At the beginning of the season, a shell-shocked Holden Ford quickly shakes off his mental health woes with the introduction to his new boss, Director Gunn (Michael Cerveris), who swiftly sets him back to what he’s best at, hunting. Caution is thrown to the wind, in a similar vein to Holden and Tench, resuming their fascinating interviews country-wide. The much-anticipated interview with Charles Manson (Damon Herriman) did not disappoint. Sporting the same role in Quentin Tarantino’s newest film, Once Upon A Time In Hollywood, it’s clear that Herriman has mastered Manson’s identity down to a tee, making you even momentarily ask yourself, “maybe he was just misunderstood this entire time” – just momentarily.
Holden and Tench’s work eventually brings them to the city of Atlanta, Georgia to interview one of their participants. While here, Ford is approached by a woman with an issue that at first looks like a case for local law enforcement, but quickly spirals into something more sinister that Holden is compelled to see through. What Holden doesn’t expect is the mountain of obstacles in his way, from the FBI, to the city’s locals, and various political forces.
This season is rife with the blatant social commentary of the era. After all, it’s no secret that life in America in the late 1970s and early 1980s was still very difficult for women and people of colour due to many systemic shortcomings. The trio’s endeavour to detail psychopaths and battle bureaucracy holds a mirror to society, revealing its worst aspects to the world. The result of this work causes complicated and riveting outcomes and it’s this depth that further curbs Mindhunter’s growing pains.
Having been greenlit for five seasons all up, one can confidently speculate where this series is heading. The BTK Killer (Sonny Valicenti) is still laying his path of sadistic bloodshed and won’t be caught until 2005, giving the show over two decades to work with as it’s assumed we will eventually watch him being caught.

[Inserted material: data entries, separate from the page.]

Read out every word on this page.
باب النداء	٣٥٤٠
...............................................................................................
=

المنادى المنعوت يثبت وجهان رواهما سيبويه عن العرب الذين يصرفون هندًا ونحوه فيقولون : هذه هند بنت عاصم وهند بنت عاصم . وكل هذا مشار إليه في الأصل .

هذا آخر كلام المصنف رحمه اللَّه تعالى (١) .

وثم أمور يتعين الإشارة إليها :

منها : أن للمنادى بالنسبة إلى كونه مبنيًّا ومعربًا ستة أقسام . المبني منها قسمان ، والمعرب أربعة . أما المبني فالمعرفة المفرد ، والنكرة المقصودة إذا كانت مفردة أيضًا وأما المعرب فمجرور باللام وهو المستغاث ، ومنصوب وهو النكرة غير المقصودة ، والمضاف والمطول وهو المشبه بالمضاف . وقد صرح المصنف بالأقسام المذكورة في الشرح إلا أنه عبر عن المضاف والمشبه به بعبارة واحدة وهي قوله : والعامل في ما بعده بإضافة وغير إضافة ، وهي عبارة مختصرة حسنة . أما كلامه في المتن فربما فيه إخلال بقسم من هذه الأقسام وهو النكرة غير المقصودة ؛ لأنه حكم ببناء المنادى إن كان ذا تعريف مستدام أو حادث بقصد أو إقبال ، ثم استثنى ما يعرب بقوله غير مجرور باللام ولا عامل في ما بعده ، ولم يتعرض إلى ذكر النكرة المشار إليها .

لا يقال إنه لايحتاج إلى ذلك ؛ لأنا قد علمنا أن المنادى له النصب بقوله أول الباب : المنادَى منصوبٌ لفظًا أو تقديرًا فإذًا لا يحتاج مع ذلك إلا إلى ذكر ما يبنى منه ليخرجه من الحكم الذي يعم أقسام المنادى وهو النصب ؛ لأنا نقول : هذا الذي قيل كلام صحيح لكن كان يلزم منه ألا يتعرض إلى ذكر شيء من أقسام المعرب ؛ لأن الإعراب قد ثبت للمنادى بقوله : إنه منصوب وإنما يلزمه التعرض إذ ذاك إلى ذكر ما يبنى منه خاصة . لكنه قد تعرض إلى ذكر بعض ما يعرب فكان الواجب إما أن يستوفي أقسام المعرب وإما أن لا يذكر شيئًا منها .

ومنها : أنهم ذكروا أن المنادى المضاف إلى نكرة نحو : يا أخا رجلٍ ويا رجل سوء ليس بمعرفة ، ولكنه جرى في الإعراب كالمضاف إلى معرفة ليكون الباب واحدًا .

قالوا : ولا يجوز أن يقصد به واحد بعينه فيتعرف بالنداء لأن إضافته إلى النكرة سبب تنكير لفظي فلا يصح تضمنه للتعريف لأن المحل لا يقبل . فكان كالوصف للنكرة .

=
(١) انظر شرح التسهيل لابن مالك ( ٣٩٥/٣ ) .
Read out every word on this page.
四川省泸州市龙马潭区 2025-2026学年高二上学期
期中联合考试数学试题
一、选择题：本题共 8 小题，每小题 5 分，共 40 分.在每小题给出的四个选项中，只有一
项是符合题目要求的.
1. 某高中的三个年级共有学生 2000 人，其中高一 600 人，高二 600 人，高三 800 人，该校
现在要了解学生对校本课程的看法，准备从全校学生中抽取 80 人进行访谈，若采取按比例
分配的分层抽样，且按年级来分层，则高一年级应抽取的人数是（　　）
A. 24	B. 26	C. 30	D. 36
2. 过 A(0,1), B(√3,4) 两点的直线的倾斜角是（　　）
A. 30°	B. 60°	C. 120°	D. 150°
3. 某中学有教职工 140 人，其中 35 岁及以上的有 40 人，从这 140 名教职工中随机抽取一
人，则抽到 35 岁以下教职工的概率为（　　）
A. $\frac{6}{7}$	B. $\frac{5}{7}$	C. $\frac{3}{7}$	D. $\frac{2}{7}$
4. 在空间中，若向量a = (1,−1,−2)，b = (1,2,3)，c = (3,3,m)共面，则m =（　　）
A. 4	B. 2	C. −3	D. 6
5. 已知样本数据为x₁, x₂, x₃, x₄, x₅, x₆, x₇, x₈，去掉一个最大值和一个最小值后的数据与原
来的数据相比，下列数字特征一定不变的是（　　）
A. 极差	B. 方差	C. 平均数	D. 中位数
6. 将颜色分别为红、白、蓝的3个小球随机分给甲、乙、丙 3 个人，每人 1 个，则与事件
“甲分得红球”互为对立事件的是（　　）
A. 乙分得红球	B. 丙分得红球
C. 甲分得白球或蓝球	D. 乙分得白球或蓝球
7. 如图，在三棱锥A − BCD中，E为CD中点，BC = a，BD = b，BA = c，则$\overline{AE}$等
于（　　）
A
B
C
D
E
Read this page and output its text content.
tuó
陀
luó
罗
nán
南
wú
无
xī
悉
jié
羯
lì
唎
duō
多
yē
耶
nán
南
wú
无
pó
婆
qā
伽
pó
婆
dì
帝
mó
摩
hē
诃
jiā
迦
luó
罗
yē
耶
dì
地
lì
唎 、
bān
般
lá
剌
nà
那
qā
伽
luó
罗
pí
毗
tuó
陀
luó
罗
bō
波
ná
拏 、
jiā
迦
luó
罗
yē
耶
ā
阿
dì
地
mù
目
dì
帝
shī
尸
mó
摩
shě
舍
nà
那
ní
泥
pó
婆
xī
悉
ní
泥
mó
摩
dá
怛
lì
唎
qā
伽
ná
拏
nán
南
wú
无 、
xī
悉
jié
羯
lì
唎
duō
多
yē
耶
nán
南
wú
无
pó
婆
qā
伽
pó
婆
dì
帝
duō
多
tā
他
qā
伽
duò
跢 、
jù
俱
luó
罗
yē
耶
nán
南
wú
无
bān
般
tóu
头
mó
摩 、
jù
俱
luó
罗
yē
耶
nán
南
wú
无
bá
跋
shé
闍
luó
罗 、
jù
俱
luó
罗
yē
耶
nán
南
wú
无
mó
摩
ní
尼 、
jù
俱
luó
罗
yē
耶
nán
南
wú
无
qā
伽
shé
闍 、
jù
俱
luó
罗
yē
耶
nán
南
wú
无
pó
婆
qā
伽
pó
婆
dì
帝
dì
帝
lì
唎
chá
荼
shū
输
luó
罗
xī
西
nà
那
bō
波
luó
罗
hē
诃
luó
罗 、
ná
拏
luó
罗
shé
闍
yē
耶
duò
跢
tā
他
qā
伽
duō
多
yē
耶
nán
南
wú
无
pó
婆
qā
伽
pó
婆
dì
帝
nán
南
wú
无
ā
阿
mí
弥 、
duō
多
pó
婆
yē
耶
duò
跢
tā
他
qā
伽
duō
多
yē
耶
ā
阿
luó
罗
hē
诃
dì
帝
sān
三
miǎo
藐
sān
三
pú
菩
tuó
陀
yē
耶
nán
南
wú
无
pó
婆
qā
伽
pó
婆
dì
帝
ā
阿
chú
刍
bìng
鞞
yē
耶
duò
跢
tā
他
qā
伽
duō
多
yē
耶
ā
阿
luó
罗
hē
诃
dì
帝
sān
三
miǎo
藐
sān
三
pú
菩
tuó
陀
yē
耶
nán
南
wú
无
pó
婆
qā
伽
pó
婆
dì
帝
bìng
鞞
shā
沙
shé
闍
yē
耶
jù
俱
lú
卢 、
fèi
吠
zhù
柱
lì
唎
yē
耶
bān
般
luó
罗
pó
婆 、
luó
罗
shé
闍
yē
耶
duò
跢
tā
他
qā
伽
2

There is also much work to be done when it comes to the behavioural profiling of serial killers, with the team only touching the tip of the iceberg. This season also gave a strong sense that Tench’s child may have a mind that Tench himself is helping to hunt down, which could make for a tragic climax. However, since the real Tench didn’t have a child nearly as screwed up in real life, and that both partners retired from the FBI years before BTK was caught, the show will probably eventually become less based in truth as we continue to see the characters – something that the show’s success is attributed to. While this may be the case in the future, for now, Mindhunter has kept its signature sizzle. Season 2 is best served in one sitting.